Candidly, I think one of the problems with our current assignment system is that it encourages school shopping. I reject the idea that the ‘notorious 11’ (not my phrasing, btw, it’s from the SF K Files blog) are head and shoulders above every other school in the district. Yes, they have buzz. Yes, they have significant parent fundraising and parent involvement. But do they have better teachers or better principals? Not as a rule (though there are stellar examples of teachers and principals represented on that list, no question).
I’m glad you saw schools you found stellar in our district. If the seven schools you listed happen to be the best you found for your child, that’s great. But don’t proclaim other people’s choices mediocre because they don’t match yours.
Also, many people tell me that there are 20-plus elementary schools they’d find absolutely fine for their child. This being the case, why focus on schools with lower odds when there might be others that offer better odds? That was really my motivation in publishing the list.
Let me start by saying how much I appreciate and enjoy your blog. Transparency and open communication between government and the public it serves seems to have become an archaic idea; it is so refreshing to see your blog embody both.
What has driven me to comment on this particular post is not so much your response to another yearly batch of disgruntled -or worse- parents who haven’t received their top choices, but rather the idea behind it. An explanation that I myself as a parent have heard directly from representatives of the SFUSD and local government: the problem is not with the lottery system itself, but rather that far too many people want into just a handful of schools.

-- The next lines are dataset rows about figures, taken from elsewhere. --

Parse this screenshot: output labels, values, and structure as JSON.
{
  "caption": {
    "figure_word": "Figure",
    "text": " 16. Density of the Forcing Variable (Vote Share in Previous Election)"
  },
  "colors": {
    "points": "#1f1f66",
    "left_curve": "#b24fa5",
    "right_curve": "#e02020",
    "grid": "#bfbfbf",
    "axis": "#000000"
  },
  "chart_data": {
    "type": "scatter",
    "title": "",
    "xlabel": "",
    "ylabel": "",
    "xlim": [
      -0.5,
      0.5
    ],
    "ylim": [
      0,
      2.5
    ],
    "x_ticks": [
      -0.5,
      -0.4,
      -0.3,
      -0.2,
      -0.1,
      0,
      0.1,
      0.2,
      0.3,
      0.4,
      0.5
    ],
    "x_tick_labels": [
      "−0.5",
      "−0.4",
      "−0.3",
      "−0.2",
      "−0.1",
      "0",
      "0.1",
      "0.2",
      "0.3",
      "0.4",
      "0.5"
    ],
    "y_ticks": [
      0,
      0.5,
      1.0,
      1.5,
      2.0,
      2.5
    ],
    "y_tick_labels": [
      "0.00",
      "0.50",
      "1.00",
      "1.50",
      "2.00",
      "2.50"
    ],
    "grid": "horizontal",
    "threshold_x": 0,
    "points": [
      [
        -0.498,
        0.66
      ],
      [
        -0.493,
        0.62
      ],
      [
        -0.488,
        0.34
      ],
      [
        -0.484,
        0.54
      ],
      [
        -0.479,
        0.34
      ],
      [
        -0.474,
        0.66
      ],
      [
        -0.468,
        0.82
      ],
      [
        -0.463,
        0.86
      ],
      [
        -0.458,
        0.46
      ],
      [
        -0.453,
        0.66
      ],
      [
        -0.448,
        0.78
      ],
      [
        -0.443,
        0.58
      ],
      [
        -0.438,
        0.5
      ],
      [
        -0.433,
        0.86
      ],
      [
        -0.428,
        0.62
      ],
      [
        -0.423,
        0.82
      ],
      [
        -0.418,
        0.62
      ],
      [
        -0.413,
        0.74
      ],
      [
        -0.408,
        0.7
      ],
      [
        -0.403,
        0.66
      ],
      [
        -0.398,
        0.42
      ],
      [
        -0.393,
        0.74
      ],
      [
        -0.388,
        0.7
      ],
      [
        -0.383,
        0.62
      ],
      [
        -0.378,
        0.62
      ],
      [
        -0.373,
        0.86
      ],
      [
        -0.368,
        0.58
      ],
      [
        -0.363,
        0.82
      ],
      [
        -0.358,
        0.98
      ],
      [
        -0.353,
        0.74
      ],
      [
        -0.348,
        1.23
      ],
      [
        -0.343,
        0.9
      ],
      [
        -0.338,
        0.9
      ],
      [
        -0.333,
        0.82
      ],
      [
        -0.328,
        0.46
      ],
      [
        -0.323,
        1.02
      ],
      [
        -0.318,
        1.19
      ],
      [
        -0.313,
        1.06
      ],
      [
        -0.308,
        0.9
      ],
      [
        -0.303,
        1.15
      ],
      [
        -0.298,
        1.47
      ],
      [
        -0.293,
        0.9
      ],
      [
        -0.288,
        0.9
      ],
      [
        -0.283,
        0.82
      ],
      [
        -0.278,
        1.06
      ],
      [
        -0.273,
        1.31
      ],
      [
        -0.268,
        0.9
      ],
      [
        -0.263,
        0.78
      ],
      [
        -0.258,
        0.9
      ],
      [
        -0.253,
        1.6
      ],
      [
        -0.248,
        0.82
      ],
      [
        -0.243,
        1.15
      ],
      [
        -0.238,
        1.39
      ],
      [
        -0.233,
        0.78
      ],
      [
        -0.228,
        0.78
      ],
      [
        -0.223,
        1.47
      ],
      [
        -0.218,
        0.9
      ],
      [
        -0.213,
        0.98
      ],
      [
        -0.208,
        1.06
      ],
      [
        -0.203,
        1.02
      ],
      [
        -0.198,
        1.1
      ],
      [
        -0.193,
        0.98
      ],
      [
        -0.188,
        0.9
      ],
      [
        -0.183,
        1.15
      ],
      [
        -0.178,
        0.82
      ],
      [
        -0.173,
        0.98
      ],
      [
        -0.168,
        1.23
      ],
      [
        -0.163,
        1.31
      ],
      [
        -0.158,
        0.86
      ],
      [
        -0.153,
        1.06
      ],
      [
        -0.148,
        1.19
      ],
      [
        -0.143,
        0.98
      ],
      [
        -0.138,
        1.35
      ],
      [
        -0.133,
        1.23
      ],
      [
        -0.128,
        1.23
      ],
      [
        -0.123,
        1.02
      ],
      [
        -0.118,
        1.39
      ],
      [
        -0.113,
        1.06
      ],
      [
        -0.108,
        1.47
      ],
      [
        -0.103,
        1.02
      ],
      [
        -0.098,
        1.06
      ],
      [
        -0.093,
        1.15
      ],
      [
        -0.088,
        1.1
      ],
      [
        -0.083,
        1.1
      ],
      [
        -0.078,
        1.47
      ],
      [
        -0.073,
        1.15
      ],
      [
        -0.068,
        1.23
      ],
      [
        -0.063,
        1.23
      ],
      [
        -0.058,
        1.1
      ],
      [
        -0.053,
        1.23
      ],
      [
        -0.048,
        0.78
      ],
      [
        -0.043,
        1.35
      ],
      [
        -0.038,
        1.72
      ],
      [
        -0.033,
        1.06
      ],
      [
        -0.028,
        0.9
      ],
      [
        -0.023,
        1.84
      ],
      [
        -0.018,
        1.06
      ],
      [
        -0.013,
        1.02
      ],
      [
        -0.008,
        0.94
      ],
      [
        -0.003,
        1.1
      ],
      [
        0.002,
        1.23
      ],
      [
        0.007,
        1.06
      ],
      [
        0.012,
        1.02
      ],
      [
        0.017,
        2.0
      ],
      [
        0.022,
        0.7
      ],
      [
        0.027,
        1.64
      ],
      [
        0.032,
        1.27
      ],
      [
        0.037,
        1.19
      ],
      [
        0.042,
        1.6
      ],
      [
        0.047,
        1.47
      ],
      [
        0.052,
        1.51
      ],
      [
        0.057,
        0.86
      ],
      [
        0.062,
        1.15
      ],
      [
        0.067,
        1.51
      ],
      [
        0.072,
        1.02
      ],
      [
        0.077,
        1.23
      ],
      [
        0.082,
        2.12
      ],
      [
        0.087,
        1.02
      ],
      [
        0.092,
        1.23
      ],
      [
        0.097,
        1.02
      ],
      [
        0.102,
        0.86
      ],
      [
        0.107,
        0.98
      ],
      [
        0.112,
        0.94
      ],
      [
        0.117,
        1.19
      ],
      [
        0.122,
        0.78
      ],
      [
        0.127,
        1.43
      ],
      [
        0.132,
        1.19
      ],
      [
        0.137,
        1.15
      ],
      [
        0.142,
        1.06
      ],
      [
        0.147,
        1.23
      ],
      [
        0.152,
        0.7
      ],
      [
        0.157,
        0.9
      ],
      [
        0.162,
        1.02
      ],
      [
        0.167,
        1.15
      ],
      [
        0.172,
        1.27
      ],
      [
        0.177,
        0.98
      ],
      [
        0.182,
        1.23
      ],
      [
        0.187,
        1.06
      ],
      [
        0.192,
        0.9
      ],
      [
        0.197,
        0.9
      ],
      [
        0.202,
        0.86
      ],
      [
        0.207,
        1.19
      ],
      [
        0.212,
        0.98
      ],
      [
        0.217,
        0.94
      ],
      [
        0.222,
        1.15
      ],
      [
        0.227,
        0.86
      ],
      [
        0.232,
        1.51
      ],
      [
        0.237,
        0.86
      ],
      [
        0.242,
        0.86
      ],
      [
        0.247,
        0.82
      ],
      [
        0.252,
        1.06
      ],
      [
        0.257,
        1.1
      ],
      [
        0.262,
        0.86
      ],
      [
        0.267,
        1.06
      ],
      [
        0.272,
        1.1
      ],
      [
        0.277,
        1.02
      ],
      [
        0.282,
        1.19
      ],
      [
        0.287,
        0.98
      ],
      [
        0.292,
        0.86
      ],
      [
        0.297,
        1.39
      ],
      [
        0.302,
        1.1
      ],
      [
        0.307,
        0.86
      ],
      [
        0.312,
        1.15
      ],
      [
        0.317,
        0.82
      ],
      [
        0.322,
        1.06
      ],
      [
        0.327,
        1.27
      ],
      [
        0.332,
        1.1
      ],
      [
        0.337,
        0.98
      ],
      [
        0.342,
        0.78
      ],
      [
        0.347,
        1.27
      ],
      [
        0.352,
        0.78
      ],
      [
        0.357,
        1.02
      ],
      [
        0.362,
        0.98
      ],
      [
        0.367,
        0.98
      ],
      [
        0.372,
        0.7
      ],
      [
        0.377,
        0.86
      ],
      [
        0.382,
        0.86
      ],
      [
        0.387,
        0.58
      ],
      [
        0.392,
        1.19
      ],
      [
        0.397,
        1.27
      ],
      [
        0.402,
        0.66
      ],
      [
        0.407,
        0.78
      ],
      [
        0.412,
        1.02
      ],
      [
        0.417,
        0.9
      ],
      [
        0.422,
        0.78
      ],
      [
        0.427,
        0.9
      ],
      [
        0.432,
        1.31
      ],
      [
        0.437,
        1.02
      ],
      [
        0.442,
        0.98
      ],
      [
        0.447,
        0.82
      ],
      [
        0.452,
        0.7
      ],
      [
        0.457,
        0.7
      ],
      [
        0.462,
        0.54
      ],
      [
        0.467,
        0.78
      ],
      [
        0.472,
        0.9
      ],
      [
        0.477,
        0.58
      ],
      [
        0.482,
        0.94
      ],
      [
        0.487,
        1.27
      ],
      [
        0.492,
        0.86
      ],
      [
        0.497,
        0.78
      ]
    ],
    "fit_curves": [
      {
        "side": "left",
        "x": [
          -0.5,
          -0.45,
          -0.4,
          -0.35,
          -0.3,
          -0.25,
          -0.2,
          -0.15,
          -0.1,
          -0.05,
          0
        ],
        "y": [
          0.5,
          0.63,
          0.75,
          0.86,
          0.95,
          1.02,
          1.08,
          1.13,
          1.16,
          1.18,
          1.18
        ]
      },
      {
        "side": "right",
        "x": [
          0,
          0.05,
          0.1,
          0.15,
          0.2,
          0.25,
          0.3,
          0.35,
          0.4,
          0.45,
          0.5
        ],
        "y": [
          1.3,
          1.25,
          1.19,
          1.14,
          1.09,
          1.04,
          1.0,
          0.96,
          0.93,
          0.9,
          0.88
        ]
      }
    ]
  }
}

And, as you have learned, these appear to be the 11 schools you have listed above. I have been told by fellow parents and administrators both, that if I want to get my choice school I need to scale back my expectations and go for a school that is not high demand.
Frankly, this leaves me gobsmacked.
Should I send my newly minted elementary child of to school with this advice? “Just aim for the middle, honey. A ‘C’ is good enough- not everyone can get A’s you know!”
There is a reason those 11 schools are at the top of the choice pool: because through research, scores, tours, level of PTA involvement, and garden/art programs, they have been determined by parents to be the very best that the San Francisco Public school system has to offer.
So, of course we all want to send our kids to those schools.
I am just wading into this morass for the first time, but, yes- I am prepared to settle in for the long haul. I am fortunate enough to have the option for private or, even, to leave the City and head for Marin or the peninsula, but I am committed to our Public School system. If I do not get my top choices- four out of five of them are on that list-then I will dig in and find a way to get the very best possible education for my child at the school he is finally placed at.
But, I don’t aim for the middle, I don’t teach my child to, and I am frankly surprised that some expect me to. And so I respectfully say the problem is not that we all want into the few great public schools, the problem is why aren’t ALL the public schools that great?
Blogs like yours that seek to engage, parents that are active and involved, and the apparent groundswell that is happening nationally are all much needed to pull our Public School system out of the nose dive it is in: with all of these amazing resources, let’s just make sure we aim for the top.
I will continue to look forward to your postings,
Cheers,
Parent Karen
The Atlantic article you mention in the post following this one, ‘What Makes A Great Teacher’ is a stunner. Effectively, it puts forth the idea, culled from more than a decade of research by Teach For America, that “…more than any other variable in education-more than schools or curriculum-teachers matter.”